←back to thread

170 points judicious | 1 comments | | HN request time: 0.27s | source
Show context
adrianmonk ◴[] No.45406878[source]
I've always wondered if any CPUs have tried to reduce the branch penalty by speculatively executing both ways at once in parallel. You'd have two of everything (two pipelines, two ALUs, two sets of registers, etc.) and when you hit a conditional branch, instead of guessing which way to go, you'd essentially fork.

Obviously that requires a lot of extra transistors and you are doing computation that will be thrown away, so it's not free in terms of space or power/heat/energy. But perhaps it could handle cases that other approaches can't.

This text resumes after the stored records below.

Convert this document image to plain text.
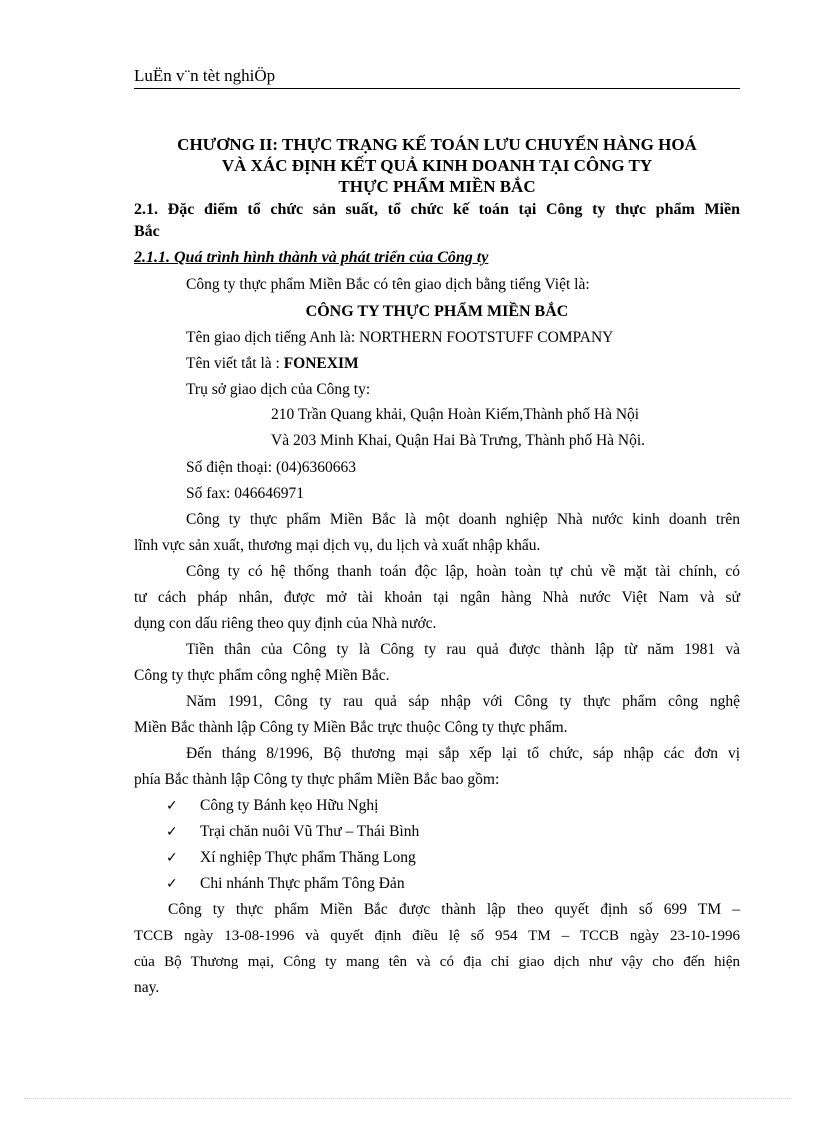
LuËn v¨n tèt nghiÖp
CHƯƠNG II: THỰC TRẠNG KẾ TOÁN LƯU CHUYỂN HÀNG HOÁ
VÀ XÁC ĐỊNH KẾT QUẢ KINH DOANH TẠI CÔNG TY
THỰC PHẨM MIỀN BẮC
2.1. Đặc điểm tổ chức sản suất, tổ chức kế toán tại Công ty thực phẩm Miền
Bắc
2.1.1. Quá trình hình thành và phát triển của Công ty
Công ty thực phẩm Miền Bắc có tên giao dịch bằng tiếng Việt là:
CÔNG TY THỰC PHẨM MIỀN BẮC
Tên giao dịch tiếng Anh là: NORTHERN FOOTSTUFF COMPANY
Tên viết tắt là : FONEXIM
Trụ sở giao dịch của Công ty:
210 Trần Quang khải, Quận Hoàn Kiếm,Thành phố Hà Nội
Và 203 Minh Khai, Quận Hai Bà Trưng, Thành phố Hà Nội.
Số điện thoại: (04)6360663
Số fax: 046646971
Công ty thực phẩm Miền Bắc là một doanh nghiệp Nhà nước kinh doanh trên
lĩnh vực sản xuất, thương mại dịch vụ, du lịch và xuất nhập khẩu.
Công ty có hệ thống thanh toán độc lập, hoàn toàn tự chủ về mặt tài chính, có
tư cách pháp nhân, được mở tài khoản tại ngân hàng Nhà nước Việt Nam và sử
dụng con dấu riêng theo quy định của Nhà nước.
Tiền thân của Công ty là Công ty rau quả được thành lập từ năm 1981 và
Công ty thực phẩm công nghệ Miền Bắc.
Năm 1991, Công ty rau quả sáp nhập với Công ty thực phẩm công nghệ
Miền Bắc thành lập Công ty Miền Bắc trực thuộc Công ty thực phẩm.
Đến tháng 8/1996, Bộ thương mại sắp xếp lại tổ chức, sáp nhập các đơn vị
phía Bắc thành lập Công ty thực phẩm Miền Bắc bao gồm:
✓ Công ty Bánh kẹo Hữu Nghị
✓ Trại chăn nuôi Vũ Thư – Thái Bình
✓ Xí nghiệp Thực phẩm Thăng Long
✓ Chi nhánh Thực phẩm Tông Đản
Công ty thực phẩm Miền Bắc được thành lập theo quyết định số 699 TM –
TCCB ngày 13-08-1996 và quyết định điều lệ số 954 TM – TCCB ngày 23-10-1996
của Bộ Thương mại, Công ty mang tên và có địa chỉ giao dịch như vậy cho đến hiện
nay.
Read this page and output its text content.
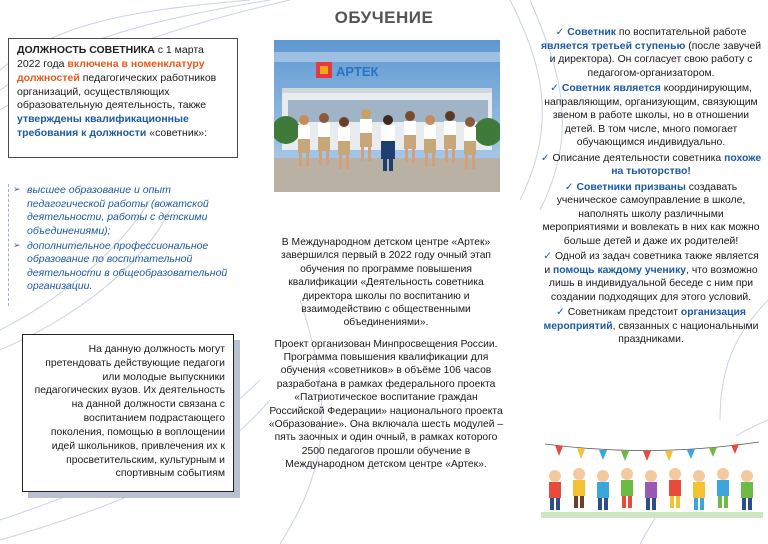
ДОЛЖНОСТЬ СОВЕТНИКА с 1 марта 2022 года включена в номенклатуру должностей педагогических работников организаций, осуществляющих образовательную деятельность, также утверждены квалификационные требования к должности «советник»:
➢ высшее образование и опыт педагогической работы (вожатской деятельности, работы с детскими объединениями);
➢ дополнительное профессиональное образование по воспитательной деятельности в общеобразовательной организации.
На данную должность могут претендовать действующие педагоги или молодые выпускники педагогических вузов. Их деятельность на данной должности связана с воспитанием подрастающего поколения, помощью в воплощении идей школьников, привлечения их к просветительским, культурным и спортивным событиям
ОБУЧЕНИЕ
АРТЕК

В Международном детском центре «Артек» завершился первый в 2022 году очный этап обучения по программе повышения квалификации «Деятельность советника директора школы по воспитанию и взаимодействию с общественными объединениями».

Проект организован Минпросвещения России. Программа повышения квалификации для обучения «советников» в объёме 106 часов разработана в рамках федерального проекта «Патриотическое воспитание граждан Российской Федерации» национального проекта «Образование». Она включала шесть модулей – пять заочных и один очный, в рамках которого 2500 педагогов прошли обучение в Международном детском центре «Артек».

✓ Советник по воспитательной работе является третьей ступенью (после завучей и директора). Он согласует свою работу с педагогом-организатором.

✓ Советник является координирующим, направляющим, организующим, связующим звеном в работе школы, но в отношении детей. В том числе, много помогает обучающимся индивидуально.

✓ Описание деятельности советника похоже на тьюторство!

✓ Советники призваны создавать ученическое самоуправление в школе, наполнять школу различными мероприятиями и вовлекать в них как можно больше детей и даже их родителей!

✓ Одной из задач советника также является и помощь каждому ученику, что возможно лишь в индивидуальной беседе с ним при создании подходящих для этого условий.

✓ Советникам предстоит организация мероприятий, связанных с национальными праздниками.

Even more of a wild idea is to pair up two cores and have them work together this way. When you have a core that would have been idle anyway, it can shadow an active core and be its doppelganger that takes the other branch. You'd need to have very fast communication between cores so the shadow core can spring into action instantly when you hit a branch.

My gut instinct is it's not worth it overall, but I'm curious whether it's been tried in the real world.

replies(8): >>45406919 #>>45406924 #>>45406951 #>>45407369 #>>45407535 #>>45409791 #>>45410325 #>>45418414 #
1. Someone ◴[] No.45418414[source]
> You'd have two of everything (two pipelines, two ALUs, two sets of registers, etc.)

As others said: yes, it has been tried and it works, but it costs a lot in hardware and power usage. A problem is that lots of code has a branch every 10 or so instructions. Fast high-end CPUs (the only realistic target for this feature) can dispatch multiple instructions per cycle. Combined that means you will hit a branch every two or three cycles. Because of that, you do not end up with two of everything but with way more.

So, you’re throwing away not 50% of your work but easily 80%.

Some code has fewer branches, but that often can easily be parallelized or vectorized.